Anfang des Jahres 2010 fand sich im Demeter Intern Newsletter vom Januar die Mitteilung, dass die Sativa Rheinau AG in der Schweiz für die Züchtung des weltweit ersten samenfesten Zuckermaises mit dem vierten Förderpreis der Vereinigung der Schweizer Biolandbauorganisationen Bio Suisse ausgezeichnet worden war.
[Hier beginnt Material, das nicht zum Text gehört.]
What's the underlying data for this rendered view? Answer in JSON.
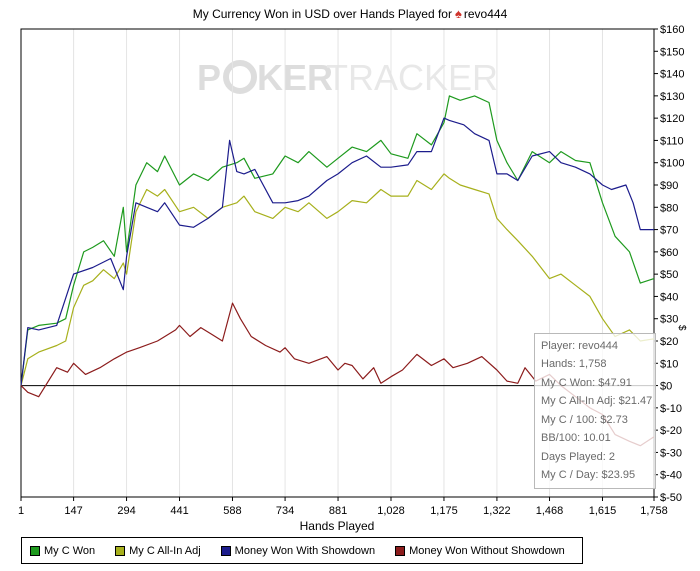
{
  "title": {
    "prefix": "My Currency Won in USD over Hands Played for",
    "spade": "♠",
    "player": "revo444"
  },
  "watermark": {
    "text_a": "P",
    "text_b": "KER",
    "text_c": "TRACKER"
  },
  "y_axis_label": "$",
  "legend": [
    {
      "label": "My C Won",
      "color": "#1e9a1e"
    },
    {
      "label": "My C All-In Adj",
      "color": "#a7b01c"
    },
    {
      "label": "Money Won With Showdown",
      "color": "#1c1c8c"
    },
    {
      "label": "Money Won Without Showdown",
      "color": "#8c1c1c"
    }
  ],
  "tooltip": {
    "player": "Player: revo444",
    "hands": "Hands: 1,758",
    "won": "My C Won: $47.91",
    "allin": "My C All-In Adj: $21.47",
    "per100": "My C / 100: $2.73",
    "bb100": "BB/100: 10.01",
    "days": "Days Played: 2",
    "perday": "My C / Day: $23.95"
  },
  "chart_data": {
    "type": "line",
    "title": "My Currency Won in USD over Hands Played for revo444",
    "xlabel": "Hands Played",
    "ylabel": "$",
    "xlim": [
      1,
      1758
    ],
    "ylim": [
      -50,
      160
    ],
    "x_ticks": [
      1,
      147,
      294,
      441,
      588,
      734,
      881,
      1028,
      1175,
      1322,
      1468,
      1615,
      1758
    ],
    "x_tick_labels": [
      "1",
      "147",
      "294",
      "441",
      "588",
      "734",
      "881",
      "1,028",
      "1,175",
      "1,322",
      "1,468",
      "1,615",
      "1,758"
    ],
    "y_ticks": [
      -50,
      -40,
      -30,
      -20,
      -10,
      0,
      10,
      20,
      30,
      40,
      50,
      60,
      70,
      80,
      90,
      100,
      110,
      120,
      130,
      140,
      150,
      160
    ],
    "y_tick_labels": [
      "$-50",
      "$-40",
      "$-30",
      "$-20",
      "$-10",
      "$0",
      "$10",
      "$20",
      "$30",
      "$40",
      "$50",
      "$60",
      "$70",
      "$80",
      "$90",
      "$100",
      "$110",
      "$120",
      "$130",
      "$140",
      "$150",
      "$160"
    ],
    "grid": "vertical",
    "legend_position": "bottom",
    "series": [
      {
        "name": "My C Won",
        "color": "#1e9a1e",
        "x": [
          1,
          20,
          50,
          100,
          125,
          147,
          175,
          200,
          230,
          260,
          285,
          294,
          320,
          350,
          380,
          400,
          441,
          480,
          520,
          560,
          600,
          620,
          650,
          700,
          734,
          770,
          800,
          850,
          881,
          920,
          960,
          1000,
          1028,
          1075,
          1100,
          1140,
          1175,
          1190,
          1220,
          1260,
          1300,
          1322,
          1350,
          1380,
          1420,
          1468,
          1500,
          1540,
          1580,
          1615,
          1650,
          1690,
          1720,
          1758
        ],
        "y": [
          0,
          25,
          27,
          28,
          30,
          45,
          60,
          62,
          65,
          58,
          80,
          60,
          90,
          100,
          96,
          103,
          90,
          95,
          92,
          98,
          100,
          102,
          93,
          95,
          103,
          100,
          105,
          98,
          102,
          107,
          105,
          110,
          104,
          102,
          113,
          108,
          118,
          130,
          128,
          130,
          127,
          110,
          100,
          92,
          105,
          100,
          105,
          101,
          100,
          82,
          67,
          60,
          46,
          48
        ]
      },
      {
        "name": "My C All-In Adj",
        "color": "#a7b01c",
        "x": [
          1,
          20,
          50,
          100,
          125,
          147,
          175,
          200,
          230,
          260,
          285,
          294,
          320,
          350,
          380,
          400,
          441,
          480,
          520,
          560,
          600,
          620,
          650,
          700,
          734,
          770,
          800,
          850,
          881,
          920,
          960,
          1000,
          1028,
          1075,
          1100,
          1140,
          1175,
          1190,
          1220,
          1260,
          1300,
          1322,
          1350,
          1380,
          1420,
          1468,
          1500,
          1540,
          1580,
          1615,
          1650,
          1690,
          1720,
          1758
        ],
        "y": [
          0,
          12,
          15,
          18,
          20,
          35,
          45,
          47,
          52,
          48,
          55,
          50,
          78,
          88,
          85,
          88,
          78,
          80,
          75,
          80,
          82,
          85,
          78,
          75,
          80,
          78,
          82,
          75,
          78,
          83,
          82,
          88,
          85,
          85,
          92,
          88,
          95,
          93,
          90,
          88,
          86,
          75,
          70,
          65,
          58,
          48,
          50,
          45,
          40,
          30,
          22,
          25,
          20,
          21
        ]
      },
      {
        "name": "Money Won With Showdown",
        "color": "#1c1c8c",
        "x": [
          1,
          20,
          50,
          100,
          147,
          200,
          250,
          285,
          294,
          320,
          350,
          380,
          400,
          441,
          480,
          520,
          560,
          580,
          600,
          620,
          650,
          700,
          734,
          770,
          800,
          850,
          881,
          920,
          960,
          1000,
          1028,
          1075,
          1100,
          1140,
          1175,
          1190,
          1230,
          1260,
          1300,
          1322,
          1350,
          1380,
          1420,
          1468,
          1500,
          1540,
          1580,
          1615,
          1640,
          1680,
          1700,
          1720,
          1758
        ],
        "y": [
          0,
          26,
          25,
          27,
          50,
          53,
          57,
          43,
          58,
          82,
          80,
          78,
          82,
          72,
          71,
          75,
          80,
          110,
          96,
          95,
          97,
          82,
          82,
          83,
          85,
          92,
          95,
          100,
          103,
          98,
          98,
          99,
          105,
          105,
          120,
          119,
          117,
          113,
          110,
          95,
          95,
          92,
          103,
          105,
          100,
          98,
          95,
          90,
          88,
          90,
          82,
          70,
          70
        ]
      },
      {
        "name": "Money Won Without Showdown",
        "color": "#8c1c1c",
        "x": [
          1,
          20,
          50,
          100,
          130,
          147,
          180,
          220,
          260,
          294,
          330,
          380,
          430,
          441,
          470,
          500,
          530,
          560,
          588,
          610,
          640,
          680,
          720,
          734,
          760,
          800,
          850,
          881,
          900,
          920,
          950,
          980,
          1000,
          1028,
          1060,
          1100,
          1140,
          1175,
          1200,
          1240,
          1280,
          1322,
          1350,
          1380,
          1400,
          1430,
          1468,
          1500,
          1540,
          1580,
          1615,
          1650,
          1690,
          1720,
          1758
        ],
        "y": [
          0,
          -3,
          -5,
          8,
          6,
          10,
          5,
          8,
          12,
          15,
          17,
          20,
          25,
          27,
          22,
          26,
          23,
          20,
          37,
          30,
          22,
          18,
          15,
          17,
          12,
          10,
          13,
          7,
          10,
          9,
          3,
          8,
          1,
          4,
          7,
          14,
          9,
          12,
          8,
          10,
          13,
          7,
          2,
          1,
          8,
          2,
          5,
          0,
          -5,
          -10,
          -13,
          -22,
          -25,
          -27,
          -23
        ]
      }
    ]
  }
}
Der Newsletter stellte dazu ein Dokument zur Verfügung, das sich beim Verfolgen des in diesem zum Schluss angegebenen Links als (bis auf ein paar Überschriften) abgeschrieben darstellte von einer Medienmitteilung der Bio Suisse vom November 2009. Es wäre verdienstvoller gewesen, wenn die Demeter-Presseabteilung - statt diese Medienmitteilung einfach nur zu kopieren - die Hintergründe dieses Ereignisses recherchiert und (kritisch) kommentiert hätte. Denn was hier vom Demeter-Verband – der ja immer wieder „für sich in Anspruch nimmt, Qualitätsführer bei Bio zu sein“ - gedankenlos übernommen und in seinem Newsletter mit der ebenfalls (aus dem Bio Suisse Papier) abgeschriebenen Zwischenüberschrift „weitsichtige Aufbauarbeit“ weitergereicht wird, ist durchaus problematisch.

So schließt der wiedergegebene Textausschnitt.